Health care use projected to normalize after decline in 2020; remaining federal supplemental spending expected to decrease through 2024
FRIDAY, April 1, 2022 (HealthDay News) — The health and economic impact of the COVID-19 pandemic is expected to lessen in the coming years, according to a study published online March 28 in Health Affairs.
John A. Poisal, from the Centers for Medicare & Medicaid Services in Baltimore, and colleagues examined the expected influence of the COVID-19 pandemic on the near-term outlook for national health spending and enrollment.
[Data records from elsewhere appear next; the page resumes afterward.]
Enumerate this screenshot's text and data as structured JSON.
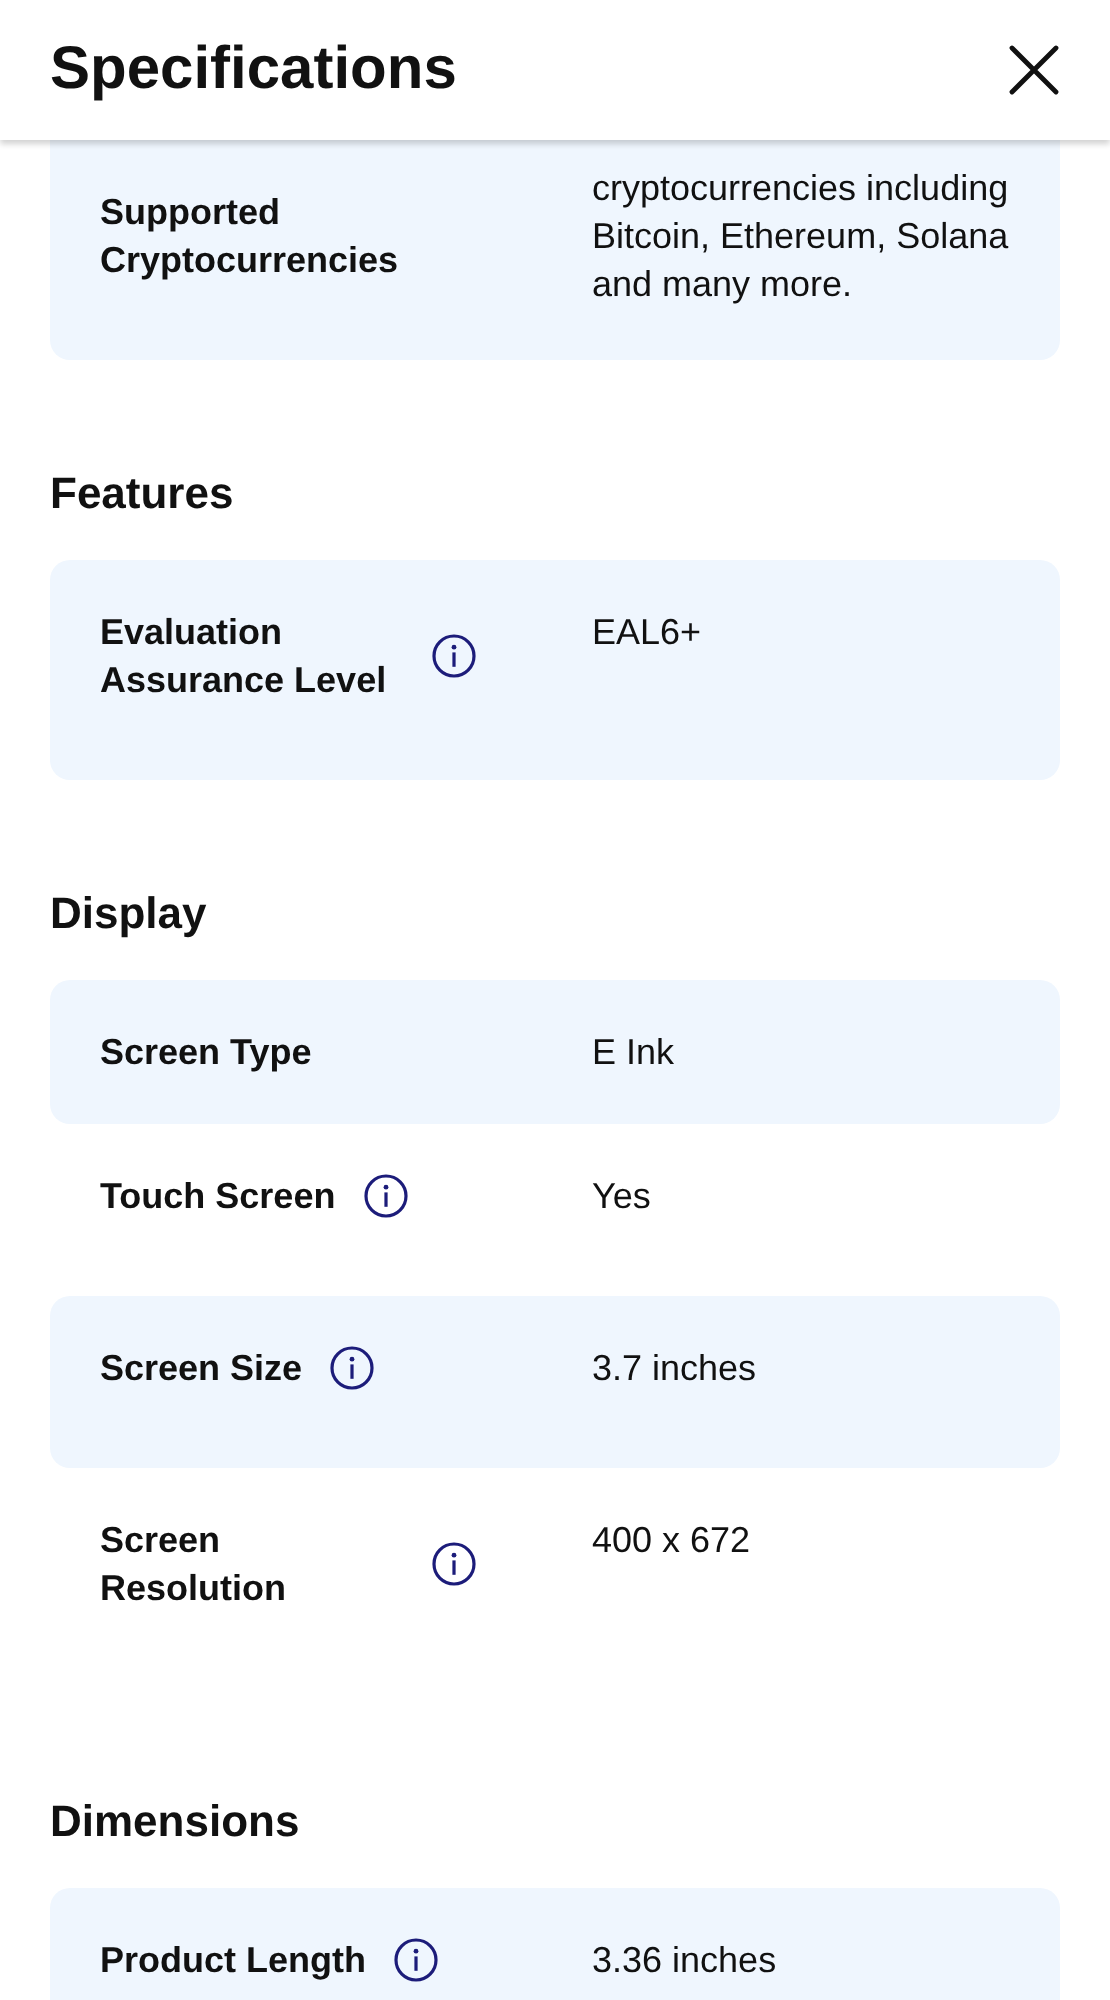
{
  "header": {
    "title": "Specifications"
  },
  "sections": [
    {
      "rows": [
        {
          "label": "Supported Cryptocurrencies",
          "info": false,
          "value": "cryptocurrencies including Bitcoin, Ethereum, Solana and many more."
        }
      ]
    },
    {
      "heading": "Features",
      "rows": [
        {
          "label": "Evaluation Assurance Level",
          "info": true,
          "value": "EAL6+"
        }
      ]
    },
    {
      "heading": "Display",
      "rows": [
        {
          "label": "Screen Type",
          "info": false,
          "value": "E Ink"
        },
        {
          "label": "Touch Screen",
          "info": true,
          "value": "Yes"
        },
        {
          "label": "Screen Size",
          "info": true,
          "value": "3.7 inches"
        },
        {
          "label": "Screen Resolution",
          "info": true,
          "value": "400 x 672"
        }
      ]
    },
    {
      "heading": "Dimensions",
      "rows": [
        {
          "label": "Product Length",
          "info": true,
          "value": "3.36 inches"
        }
      ]
    }
  ]
}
The researchers note that as federal supplemental funding was expected to decline substantially relative to 2020, the growth in national health spending was expected to have decelerated from 9.7 percent in 2020 to 4.2 percent in 2021. After the declines observed in 2020, health care use is expected to normalize through 2024; health insurance enrollments are anticipated to evolve toward their distributions in the prepandemic period, and the remaining federal supplemental spending is expected to decrease. For much of this period, economic growth is expected to outpace health spending growth, leading to a decrease in the projected health share of gross domestic product (GDP), from 19.7 percent in 2020 to just over 18 percent in 2022 to 2024. Factors that typically drive changes in health spending and enrollment, including economic, demographic, and health-specific factors, are expected to be the main influences on trends in the health sector for 2025 to 2030. The health spending share of the GDP is expected to reach 19.6 percent by 2030.
“While there is still considerable uncertainty around the COVID-19 pandemic, its related health and economic impacts are projected to lessen in the next few years,” Poisal said in a statement.